Delicious dinner on the bbq and a good breeze. Today, I’m going snorkelling, trying to get odd jobs done, like going through the food cupboard (found a moldy box of dried pasta, how is that possible), cleaned out the cockpit (found ANOTHER dead flying fish, gross) and sorted through a few other things, tonight, oiling some of the teak but most importantly, SNORKELLING!!! And hopefully visiting a deserted island!
Feb 3, 2011
We have been to three anchorages so far, and I think it is safe to say we both miss “home” our deserted island near sugar island. We picked up anchor on Tuesday after a blowy, windy and grey few days. It was so great to have a secure anchorage to wait that out and also a good lesson for me to remember that it is the weather that decides when and where we are going, not us (a humbling experience for miss Type A). So, anchors up we headed past Green Island (sounded lovely in the cruising guide but was a parking lot filled with 21 boats) an up to Cocos Banderos, another lovely spot, not as sheltered and not as many boats to look for Bruce and Marcelle, didn’t see them, hoping htat they were tucked away somewhere safe and sound for the windy weather.

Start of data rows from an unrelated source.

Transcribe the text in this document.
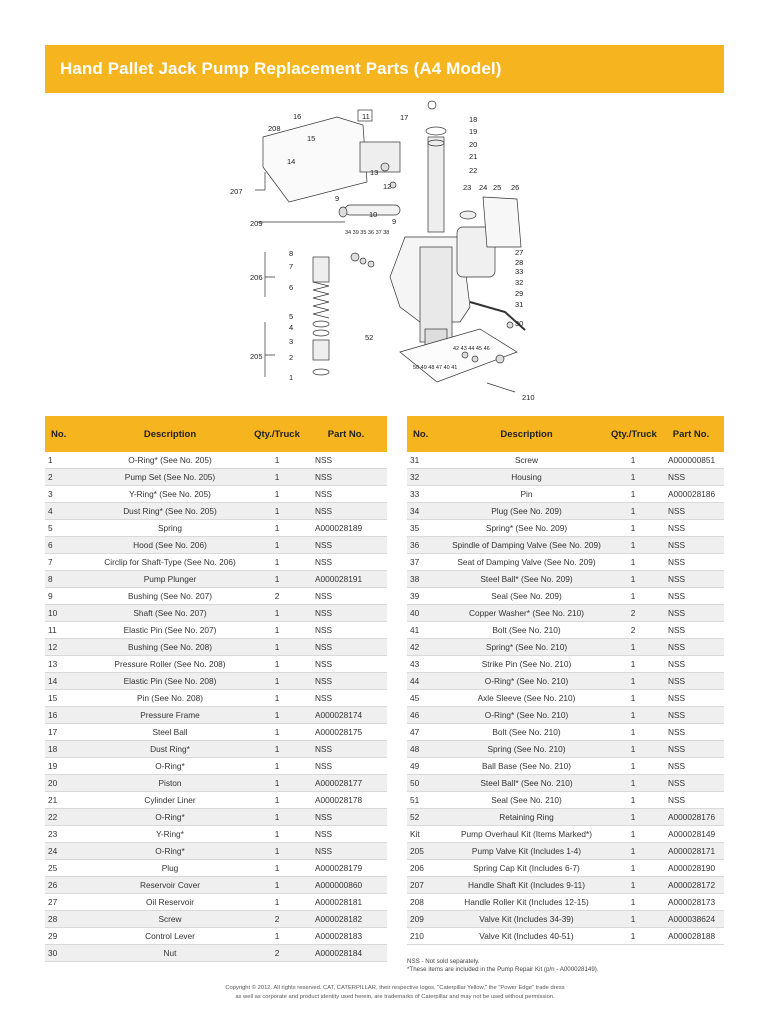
Hand Pallet Jack Pump Replacement Parts (A4 Model)
16	11
208
15
14
207
13
12
10
9
9
209
34 39 35 36 37 38
8
7
206
6
5
4
3
205	2
1
17	18
19
20
21
22
23 24 25 26
27
28
33
32
29
31
30
52
42 43 44 45 46
50 49 48 47 40 41
210
No.	Description	Qty./Truck	Part No.
1	O-Ring* (See No. 205)	1	NSS
2	Pump Set (See No. 205)	1	NSS
3	Y-Ring* (See No. 205)	1	NSS
4	Dust Ring* (See No. 205)	1	NSS
5	Spring	1	A000028189
6	Hood (See No. 206)	1	NSS
7	Circlip for Shaft-Type (See No. 206)	1	NSS
8	Pump Plunger	1	A000028191
9	Bushing (See No. 207)	2	NSS
10	Shaft (See No. 207)	1	NSS
11	Elastic Pin (See No. 207)	1	NSS
12	Bushing (See No. 208)	1	NSS
13	Pressure Roller (See No. 208)	1	NSS
14	Elastic Pin (See No. 208)	1	NSS
15	Pin (See No. 208)	1	NSS
16	Pressure Frame	1	A000028174
17	Steel Ball	1	A000028175
18	Dust Ring*	1	NSS
19	O-Ring*	1	NSS
20	Piston	1	A000028177
21	Cylinder Liner	1	A000028178
22	O-Ring*	1	NSS
23	Y-Ring*	1	NSS
24	O-Ring*	1	NSS
25	Plug	1	A000028179
26	Reservoir Cover	1	A000000860
27	Oil Reservoir	1	A000028181
28	Screw	2	A000028182
29	Control Lever	1	A000028183
30	Nut	2	A000028184
No.	Description	Qty./Truck	Part No.
31	Screw	1	A000000851
32	Housing	1	NSS
33	Pin	1	A000028186
34	Plug (See No. 209)	1	NSS
35	Spring* (See No. 209)	1	NSS
36	Spindle of Damping Valve (See No. 209)	1	NSS
37	Seat of Damping Valve (See No. 209)	1	NSS
38	Steel Ball* (See No. 209)	1	NSS
39	Seal (See No. 209)	1	NSS
40	Copper Washer* (See No. 210)	2	NSS
41	Bolt (See No. 210)	2	NSS
42	Spring* (See No. 210)	1	NSS
43	Strike Pin (See No. 210)	1	NSS
44	O-Ring* (See No. 210)	1	NSS
45	Axle Sleeve (See No. 210)	1	NSS
46	O-Ring* (See No. 210)	1	NSS
47	Bolt (See No. 210)	1	NSS
48	Spring (See No. 210)	1	NSS
49	Ball Base (See No. 210)	1	NSS
50	Steel Ball* (See No. 210)	1	NSS
51	Seal (See No. 210)	1	NSS
52	Retaining Ring	1	A000028176
Kit	Pump Overhaul Kit (Items Marked*)	1	A000028149
205	Pump Valve Kit (Includes 1-4)	1	A000028171
206	Spring Cap Kit (Includes 6-7)	1	A000028190
207	Handle Shaft Kit (Includes 9-11)	1	A000028172
208	Handle Roller Kit (Includes 12-15)	1	A000028173
209	Valve Kit (Includes 34-39)	1	A000038624
210	Valve Kit (Includes 40-51)	1	A000028188
NSS - Not sold separately.
*These items are included in the Pump Repair Kit (p/n - A000028149).
Copyright © 2012. All rights reserved. CAT, CATERPILLAR, their respective logos, "Caterpillar Yellow," the "Power Edge" trade dress
as well as corporate and product identity used herein, are trademarks of Caterpillar and may not be used without permission.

We headed down wind to Rio Diablo, a more modern village to our East. Such a different place and how much things are beginning to open my eyes for the many different ways people live. This modern village had women that didn’t wear traditional dress, cell phones, satellite tv, electricity, it also had no running water or indoor plumbing. Bathrooms were small rooms on stilts above the ocean, not sure what people who lived inland did. I met some lovely little kids, lots of them shyly saying Ola as we walked past. Stopped at a small shop, kind of, a thatch hut, with a counter and bought a few delicious tomatoes. To collect water for washing and drinking they had to paddle their canoes across a stretch of fairly sheltered water toward Rio Diablo, if they had an engine they got the poles out and poled across the sandbar, once in the river it was probably at least a 20 minute paddle far enough upstream to collect clean water. We had a hilarious time trying to pole our flimsy little origami boat over the mud, the paddles had holes in them where they pin together and those filled with mud, splattering both of us with each paddle.

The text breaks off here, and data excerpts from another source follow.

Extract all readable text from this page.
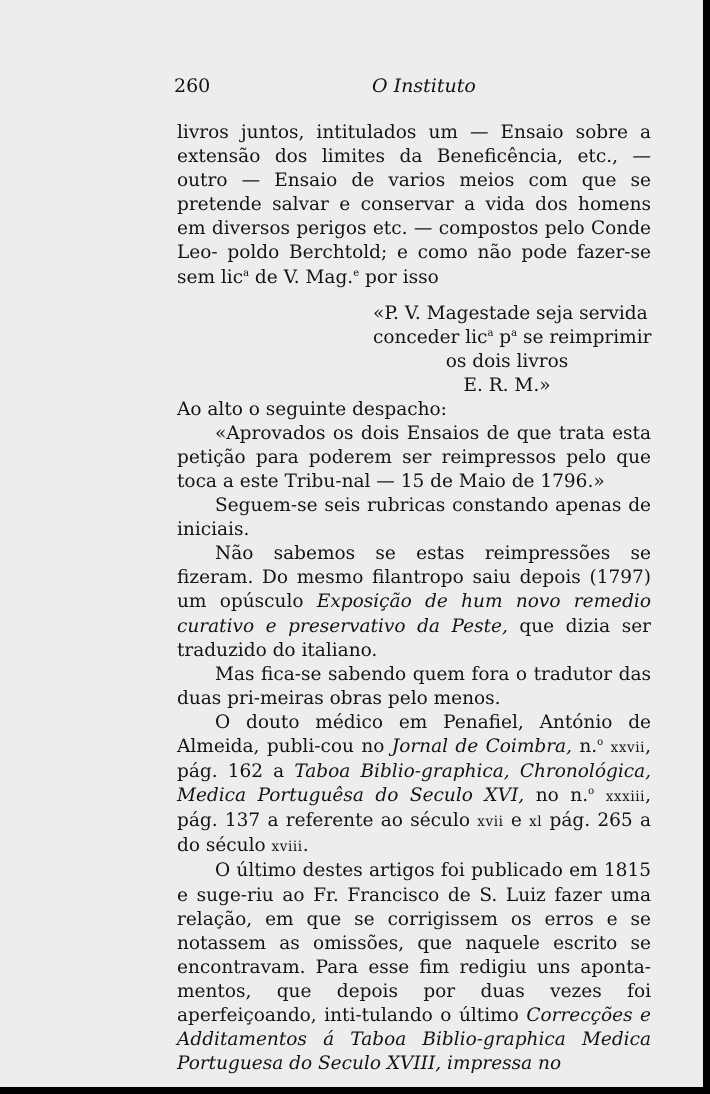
260	O Instituto

livros juntos, intitulados um — Ensaio sobre a extensão dos limites da Beneficência, etc., — outro — Ensaio de varios meios com que se pretende salvar e conservar a vida dos homens em diversos perigos etc. — compostos pelo Conde Leo- poldo Berchtold; e como não pode fazer-se sem lic$^a$ de V. Mag.$^e$ por isso

«P. V. Magestade seja servida
conceder lic$^a$ $p^a$ se reimprimir
os dois livros
E. R. M.»

Ao alto o seguinte despacho:

«Aprovados os dois Ensaios de que trata esta petição para poderem ser reimpressos pelo que toca a este Tribu-nal — 15 de Maio de 1796.»

Seguem-se seis rubricas constando apenas de iniciais.

Não sabemos se estas reimpressões se fizeram. Do mesmo filantropo saiu depois (1797) um opúsculo Exposição de hum novo remedio curativo e preservativo da Peste, que dizia ser traduzido do italiano.

Mas fica-se sabendo quem fora o tradutor das duas pri-meiras obras pelo menos.

O douto médico em Penafiel, António de Almeida, publi-cou no Jornal de Coimbra, n.$^o$ xxvii, pág. 162 a Taboa Biblio-graphica, Chronológica, Medica Portuguêsa do Seculo XVI, no n.$^o$ xxxiii, pág. 137 a referente ao século xvii e xl pág. 265 a do século xviii.

O último destes artigos foi publicado em 1815 e suge-riu ao Fr. Francisco de S. Luiz fazer uma relação, em que se corrigissem os erros e se notassem as omissões, que naquele escrito se encontravam. Para esse fim redigiu uns aponta-mentos, que depois por duas vezes foi aperfeiçoando, inti-tulando o último Correcções e Additamentos á Taboa Biblio-graphica Medica Portuguesa do Seculo XVIII, impressa no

The river was magical, so many birds, the sounds were incredible and the peace after being in the village with the generator and the sounds of people. The thing that was most amazing about it was the smell. Oh I wish I could bottle it, it smelled like Magic… flowers, fresh, clean, pure. Trying to capture what the river did for our souls is impossible. We met a man filling his buckets for home, the canoe was full and he was having his bath he told us with a grin.

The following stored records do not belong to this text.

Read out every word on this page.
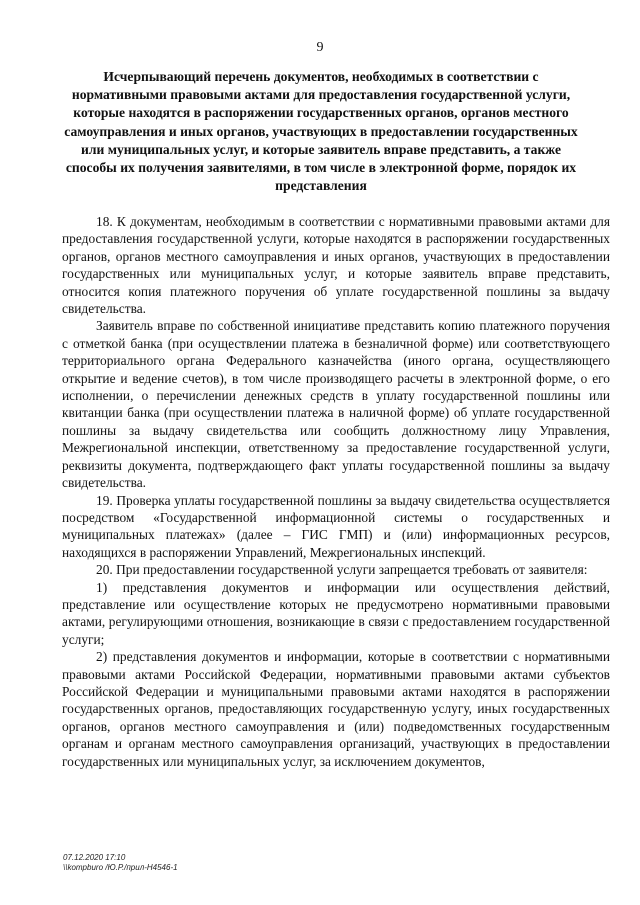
9
Исчерпывающий перечень документов, необходимых в соответствии с нормативными правовыми актами для предоставления государственной услуги, которые находятся в распоряжении государственных органов, органов местного самоуправления и иных органов, участвующих в предоставлении государственных или муниципальных услуг, и которые заявитель вправе представить, а также способы их получения заявителями, в том числе в электронной форме, порядок их представления

18. К документам, необходимым в соответствии с нормативными правовыми актами для предоставления государственной услуги, которые находятся в распоряжении государственных органов, органов местного самоуправления и иных органов, участвующих в предоставлении государственных или муниципальных услуг, и которые заявитель вправе представить, относится копия платежного поручения об уплате государственной пошлины за выдачу свидетельства.

Заявитель вправе по собственной инициативе представить копию платежного поручения с отметкой банка (при осуществлении платежа в безналичной форме) или соответствующего территориального органа Федерального казначейства (иного органа, осуществляющего открытие и ведение счетов), в том числе производящего расчеты в электронной форме, о его исполнении, о перечислении денежных средств в уплату государственной пошлины или квитанции банка (при осуществлении платежа в наличной форме) об уплате государственной пошлины за выдачу свидетельства или сообщить должностному лицу Управления, Межрегиональной инспекции, ответственному за предоставление государственной услуги, реквизиты документа, подтверждающего факт уплаты государственной пошлины за выдачу свидетельства.

19. Проверка уплаты государственной пошлины за выдачу свидетельства осуществляется посредством «Государственной информационной системы о государственных и муниципальных платежах» (далее – ГИС ГМП) и (или) информационных ресурсов, находящихся в распоряжении Управлений, Межрегиональных инспекций.

20. При предоставлении государственной услуги запрещается требовать от заявителя:

1) представления документов и информации или осуществления действий, представление или осуществление которых не предусмотрено нормативными правовыми актами, регулирующими отношения, возникающие в связи с предоставлением государственной услуги;

2) представления документов и информации, которые в соответствии с нормативными правовыми актами Российской Федерации, нормативными правовыми актами субъектов Российской Федерации и муниципальными правовыми актами находятся в распоряжении государственных органов, предоставляющих государственную услугу, иных государственных органов, органов местного самоуправления и (или) подведомственных государственным органам и органам местного самоуправления организаций, участвующих в предоставлении государственных или муниципальных услуг, за исключением документов,

07.12.2020 17:10
\\kompburo /Ю.Р./прил-H4546-1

The only not amazing thing about the river was the bugs. I have no idea what bit me, I know that Phil has a few bites but my legs are COVERED and I don’t think I have ever itched this hard since I had chickenpox. I wake myself up scratching, I haven’t realized I’m cheating until I realize I’m rubbing my legs against something slightly scratchy, oh the itch… So glad I was wearing a long sleeved shirt, I don’t think I will ever go without bugspray on a river again!
So now we are at our newest deserted island, Going for another swim in the cloudy, cool windy weather. For a tropical paradise I feel like everything is in grey. Hopefully we will go to a traditional village and another river before we have to leave for Colon. I’m falling in love with the Atlantic more and more every day.